Part 12 What is a Peacemaker
The Beatitudes found in Matthew 5: 1-12 show us a beautiful picture of how disciples of Jesus are to act and appear. In previous posts, we have seen that on the inside, a disciple of Jesus is humble, aware of his or her shortcomings, displays a meekness because they understand their true condition as a sinner, and hunger and thirst to be righteous. In other words, they are the opposite of how most people act today who go about the business of being proud, self-serving, carnal and self-indulgent. Those who truly desire to follow Jesus do not act that way.
These internal qualities of humility, meekness and a desire for righteousness have a great impact on how a Christian treats others.
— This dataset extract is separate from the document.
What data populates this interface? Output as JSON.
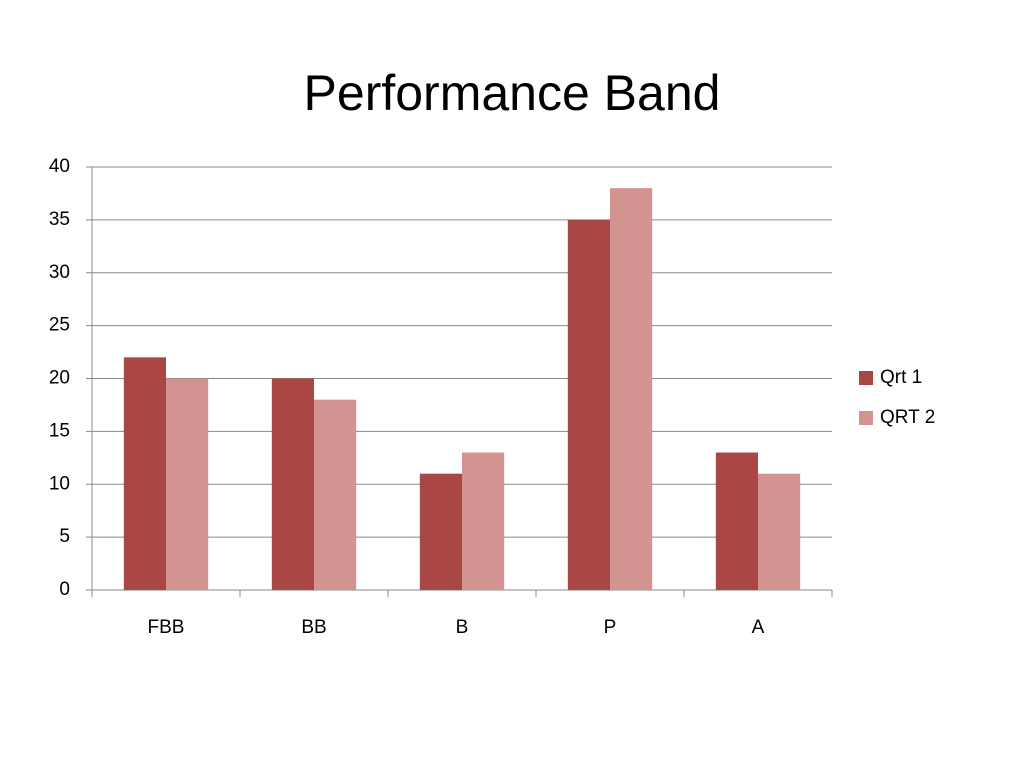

A Christian should be kind, forgiving, able to empathize, sincere and ‘pure in heart’. But, Jesus is not telling His followers that they must become like that before they can be disciples. Instead, He is telling them that these are qualities they should pursue if they are His disciples. Because these qualities are matters of the heart, only Jesus can remake us to be the kind of people He describes.
Now Jesus turns to the attribute of peacemaking. ““Blessed are the peacemakers, for they shall be called sons of God.” (Matthew 5:9, ESV). This seventh beatitude, the desire to be a peacemaker is dependent, like all the Beatitudes, on those that have gone before. To be a peacemaker one must also desire to be pure in heart, merciful, meek, righteous, mournful over sin, and poor in spirit. R.T. France says this:
“The absence of selfish ambition which has marked the earlier Beatitudes provides the only basis for the quality of peacemaking, which is especially pleasing to God.”
Since most conflicts result from some sort of ‘drama,’ a spirit of openness, selflessness, and sincerity are essential for one to be a peacemaker. Being defensive, looking for some personal gain or having mixed motives will never result in being the kind of peacemaker who pleases God.
Peacemakers are those who promoted peace and harmony in public, at home, and in the community. Peacemakers seek to reconcile people who are in disagreement and encourage harmony and unity wherever they go. A peacemaker is the opposite of a troublemaker. And those who are peacemakers shall be called “sons of God” not by God, but by those around them who observe their actions. This is because peacemakers will more fully bear the image of God. God is a God of peace (Hebrews 13:20), His Son is the “Prince of Peace” (Isaiah 9:6-7), the gospel Jesus preached was the gospel of peace (Ephesians 2:17), and the Father sent the Son to bring peace (Luke 2:14). Paul says in Colossians 1:19ff (and following) that the Father desires to reconcile all things to Himself. Therefore, those who make peace are following the Father’s desire and, as peacemakers, they are truly His children. Since reconciliation (peacemaking) is at the top of the Father’s agenda, it should be the top of His children’s agenda too. Those who are disciples of Jesus ‘seek peace and pursue it’ (1 Peter 3:11), desire peace with all men (Hebrews 12:14) and do everything they can to be at peace with all (Romans 12:18).
But the peace of which Jesus speaks is not peace by appeasement. The peace Jesus speaks about, and the peace the Bible describes is always peace within the framework of justice and truth. Appeasement is not true peace; it is a false peace and can never be sustained. The peace every believer now has with God was peace and reconciliation that came through the blood sacrifice of the Son. Without His atoning death, without the covering of our sin, peace with God is not possible. It was not secured by denying our problem of sin. Instead, it was obtained by God in Christ paying the ultimate price for our sin—His death so that we can be justified. Only in the context of justice and truth can there be actual peace with God.
A form of ‘peace’ which is sought without dealing with the deeper, more difficult underlying problem of sin is not true peace; it is a superficial peace at best. True peacemaking is always set in the frame of justice and truth without compromising either. So no one can be a peacemaker if one denies the gospel, the problem of sin and the need for a Savior. That may serve the efforts of ecumenism (the attempt to reconcile Christianity to other forms of religion), but it is not biblical peacemaking. The plain fact is the gospel divides. A Christian is constantly at war with the world, the flesh and the Devil (Ephesians 2:2-3; 1 John 2:16) and we don’t make peace by giving in to them. Martin Luther said ‘peace if possible but truth at any rate’ and that is still true today. True peacemaking must have, as its aim, leading others to Christ by the gospel. Only in Christ will people find true peace.